The girl frowned. “Creyn is all right. I’m not afraid of him. But the Lord Healer . . . he’s stronger than my Culluket, and yet he didn’t stop the torture. He was too cowardly. And now he hides away in the Pyrénées with Minanonn and the stupid Peace Faction most of the time, instead of helping his people fight the Firvulag. I think that’s despicable!”
“You don’t understand Dionket. Nevertheless, you must accept my need of his assistance.”
“How would you use the two exotics? They could never hold me, you know.”

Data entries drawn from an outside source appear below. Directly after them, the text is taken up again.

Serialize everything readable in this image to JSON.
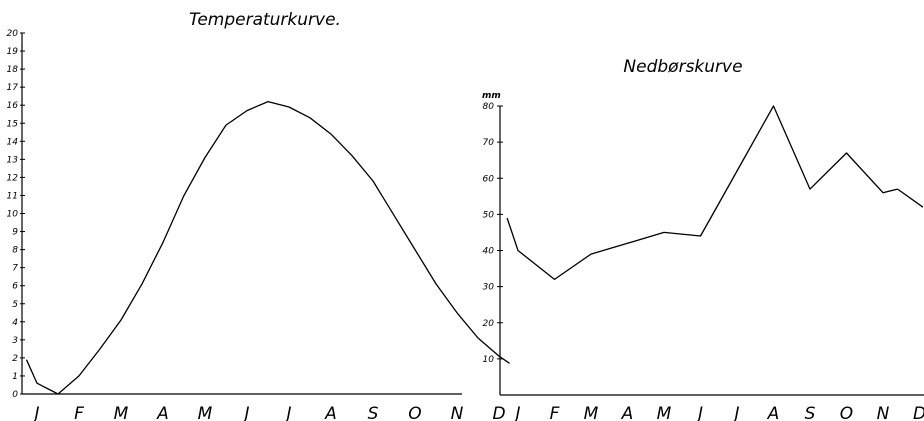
{
  "chart_data": [
    {
      "type": "line",
      "title": "Temperaturkurve.",
      "categories": [
        "J",
        "F",
        "M",
        "A",
        "M",
        "J",
        "J",
        "A",
        "S",
        "O",
        "N",
        "D"
      ],
      "x": [
        -0.25,
        0,
        0.5,
        1,
        1.5,
        2,
        2.5,
        3,
        3.5,
        4,
        4.5,
        5,
        5.5,
        6,
        6.5,
        7,
        7.5,
        8,
        8.5,
        9,
        9.5,
        10,
        10.5,
        11,
        11.25
      ],
      "values": [
        1.9,
        0.6,
        0.0,
        1.0,
        2.5,
        4.1,
        6.1,
        8.4,
        11.0,
        13.1,
        14.9,
        15.7,
        16.2,
        15.9,
        15.3,
        14.4,
        13.2,
        11.8,
        9.9,
        8.0,
        6.1,
        4.5,
        3.1,
        2.1,
        1.7
      ],
      "xlabel": "",
      "ylabel": "",
      "ylim": [
        0,
        20
      ],
      "yticks": [
        "0",
        "1",
        "2",
        "3",
        "4",
        "5",
        "6",
        "7",
        "8",
        "9",
        "10",
        "11",
        "12",
        "13",
        "14",
        "15",
        "16",
        "17",
        "18",
        "19",
        "20"
      ],
      "grid": false
    },
    {
      "type": "line",
      "title": "Nedbørskurve",
      "categories": [
        "J",
        "F",
        "M",
        "A",
        "M",
        "J",
        "J",
        "A",
        "S",
        "O",
        "N",
        "D"
      ],
      "x": [
        -0.3,
        0,
        1,
        2,
        3,
        4,
        5,
        5.5,
        6,
        7,
        8,
        9,
        10,
        10.4
      ],
      "values": [
        49,
        40,
        32,
        39,
        42,
        45,
        44,
        53,
        62,
        80,
        57,
        67,
        56,
        57
      ],
      "extra_point": {
        "x": 11,
        "value": 52
      },
      "xlabel": "",
      "ylabel": "mm",
      "ylim": [
        0,
        80
      ],
      "yticks": [
        "10",
        "20",
        "30",
        "40",
        "50",
        "60",
        "70",
        "80"
      ],
      "grid": false
    }
  ]
}
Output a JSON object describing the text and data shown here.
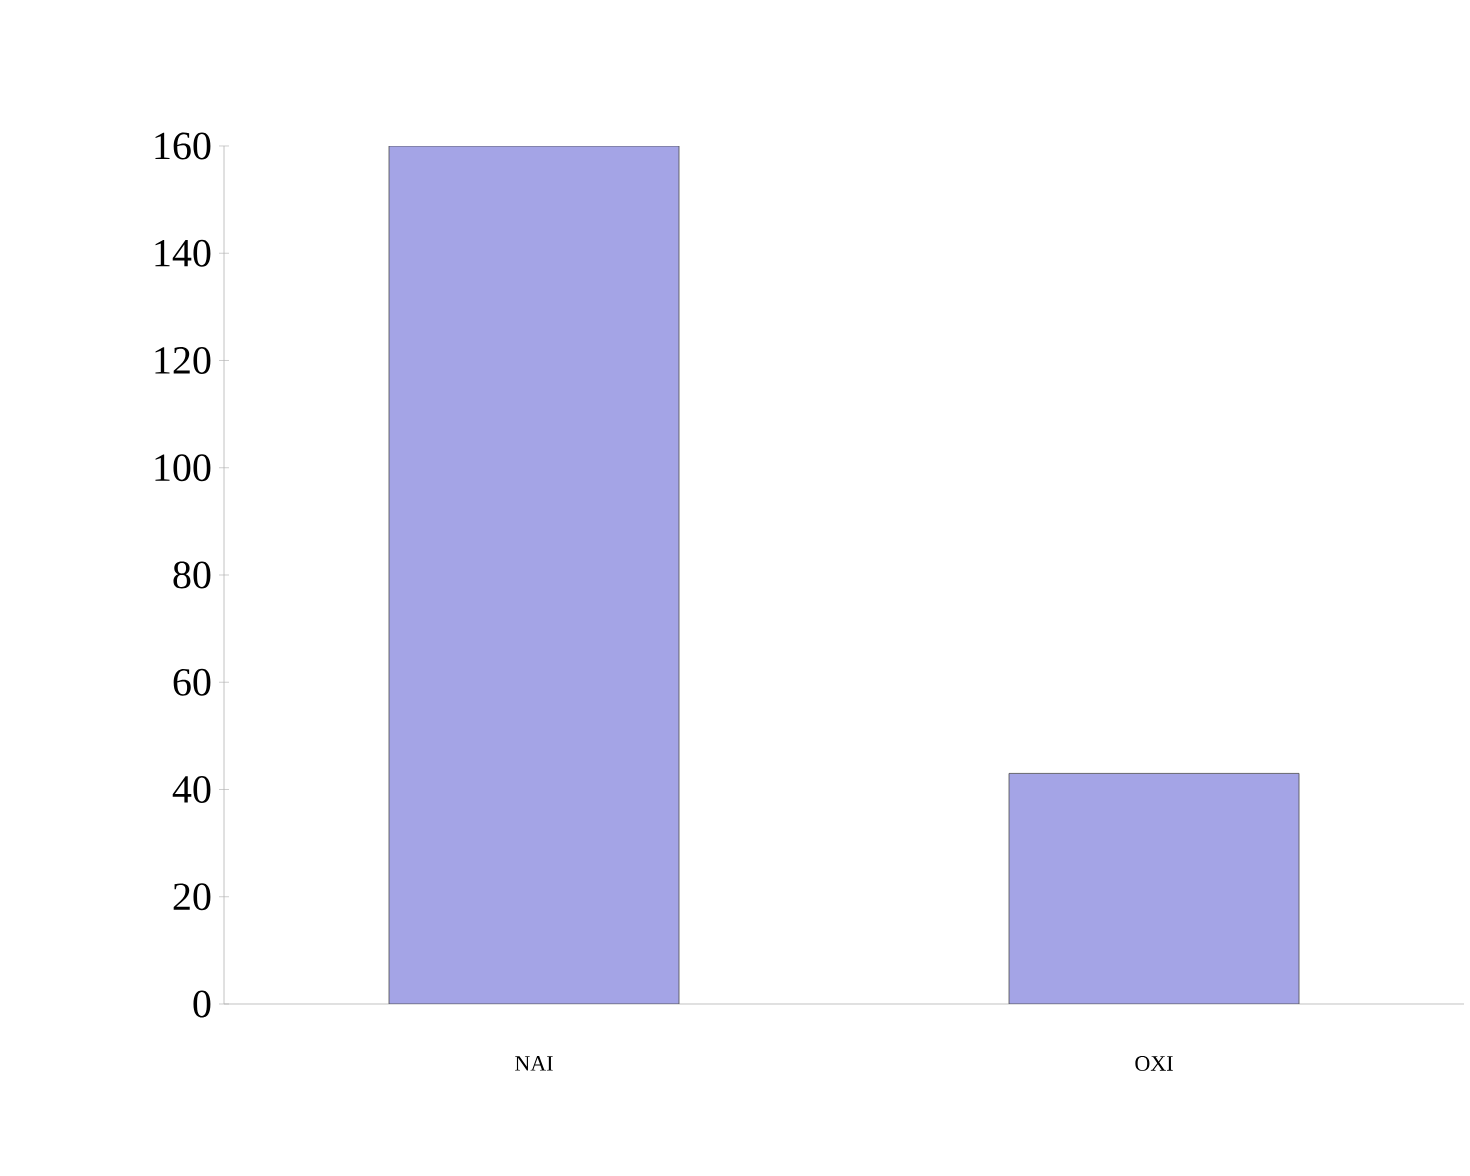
{
  "chart_data": {
    "type": "bar",
    "categories": [
      "NAI",
      "OXI"
    ],
    "values": [
      160,
      43
    ],
    "color": "#a4a4e6",
    "ylim": [
      0,
      160
    ],
    "yticks": [
      0,
      20,
      40,
      60,
      80,
      100,
      120,
      140,
      160
    ],
    "grid": false
  }
}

“Not using their own powers. But I would program a number of specialized mental restraints that they would operate while I was occupied with more complex healing functions. Think of a surgeon going deep into the body, using retractors and hemozaps and other devices to allow a clear field of work. Dionket and Creyn will free me from having constantly to monitor your defense mechanisms while I perform the catharsis.”
Felice was silent. The great brown eyes were abstracted, seeming to watch a fire-backed eagle that wheeled slowly in the cloudless May sky. At last she said, “And when it was all finished, would I be good?”
“You’d be sane, child. Only God knows the other.”